Sur Intermezzo
Le spectateur non averti est surpris de découvrir qu'Intermezzo est un Strauss non pas tardif mais de pleine maturité, la huitième de ses créations lyriques, qui a vu le jour à Dresde le 4 novembre 1924, après Die Frau ohne Schatten (1919) et avant Die ägyptische Helena (1928). Un autre « Konversationsstück » (pièce de conversation) auquel il pourrait être apparenté, Capriccio (1942), est encore loin ; et le livret est dû au compositeur lui-même, car son collaborateur habituel de ces années-là, Hofmannsthal, a déclaré que l'atmosphère et le caractère de cette œuvre lui étaient étrangers. Ceci, ainsi que la caractérisation du compositeur comme une comédie bourgeoise avec des interludes symphoniques (« bürgerliche Komödie mit sinfonischen Zwischenspielen »), souligne de manière éloquente sa singularité par rapport aux autres œuvres musico-théâtrales de Richard Strauss.
L'intrigue d’Intermezzo, inspirée d'un épisode apparemment authentique de la vie du compositeur, est suffisamment simple et pourtant peu connue pour mériter une très brève mention.
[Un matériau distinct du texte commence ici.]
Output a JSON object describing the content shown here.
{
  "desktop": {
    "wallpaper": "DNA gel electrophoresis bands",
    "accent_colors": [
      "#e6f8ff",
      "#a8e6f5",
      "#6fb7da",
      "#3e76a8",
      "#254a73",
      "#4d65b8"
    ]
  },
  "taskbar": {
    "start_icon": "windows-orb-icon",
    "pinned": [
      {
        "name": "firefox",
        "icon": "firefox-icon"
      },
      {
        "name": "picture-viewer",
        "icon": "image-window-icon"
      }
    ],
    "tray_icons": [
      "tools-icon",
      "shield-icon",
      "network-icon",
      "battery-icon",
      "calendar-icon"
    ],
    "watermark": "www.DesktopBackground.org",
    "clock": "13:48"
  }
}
Les protagonistes sont le Kapellmeister Robert Storch, qui figure Strauss lui-même, et sa femme Christine, représentant l'épouse de Strauss, la soprano Pauline de Ahna.
Storch est un maître recherché, qui doit partir en voyage prolongé parce que ses obligations professionnelles l'exigent (nous pouvons soupçonner que c'est à son grand soulagement), laissant le bonheur tranquille de la maison où sa femme, comme Brünnhilde sur le rocher, l'attend.
Mais cette Brünnhilde, qui doit s'occuper (avec l'aide des domestiques) de l'enfant du couple et qui n'est pas protégée par le feu d'éventuels prétendants, a quelque chose de Pénélope et aussi quelque chose d'une Maréchale qui doit trouver un peu de réconfort dans les heures lancinantes qui s'écoulent entre une absence et l'autre du Feldmarschall.
C'est ainsi qu'elle fait la connaissance du jeune et probablement séduisant baron Lummer, qui, de fil en aiguille, deviendra son protégé.
Cependant, lorsque Lummer commet l'erreur d'envoyer une lettre demandant de l'argent à Christine, le fossé entre ce qu'elle recherche et ce qu'elle a réellement avec le jeune homme devient trop évident, et lorsque, pour aggraver les choses, la lettre suivante arrivée par la poste est une missive d’une trop grande douceur adressée à son mari par une certaine Mieze Meier, Christine décide de divorcer pour prétendue infidélité. Ainsi, furieuse, elle l'en informe immédiatement, à son tour par lettre, et Storch, qui entre deux concerts joue au skat (le jeu de cartes auquel jouait Strauss) avec ses collègues, ne peut s'empêcher de s'étonner de ce qui est en train de se passer. Il s'avère en effet que Mieze Meier a une liaison, non pas avec Storch, mais avec son collègue, le Kapellmeister Stroh, qui, heureusement, lui explique juste à temps ce ridicule malentendu. Storch peut alors expliquer à sa femme ce qui s'est passé, rentrer chez lui, se débarrasser de la visite inopportune de Lummer et, en somme, se réconcilier avec Christine. Trionfa la bontà, ou du moins le mariage triomphe dans son rôle de roc de stabilité dans la vie du compositeur.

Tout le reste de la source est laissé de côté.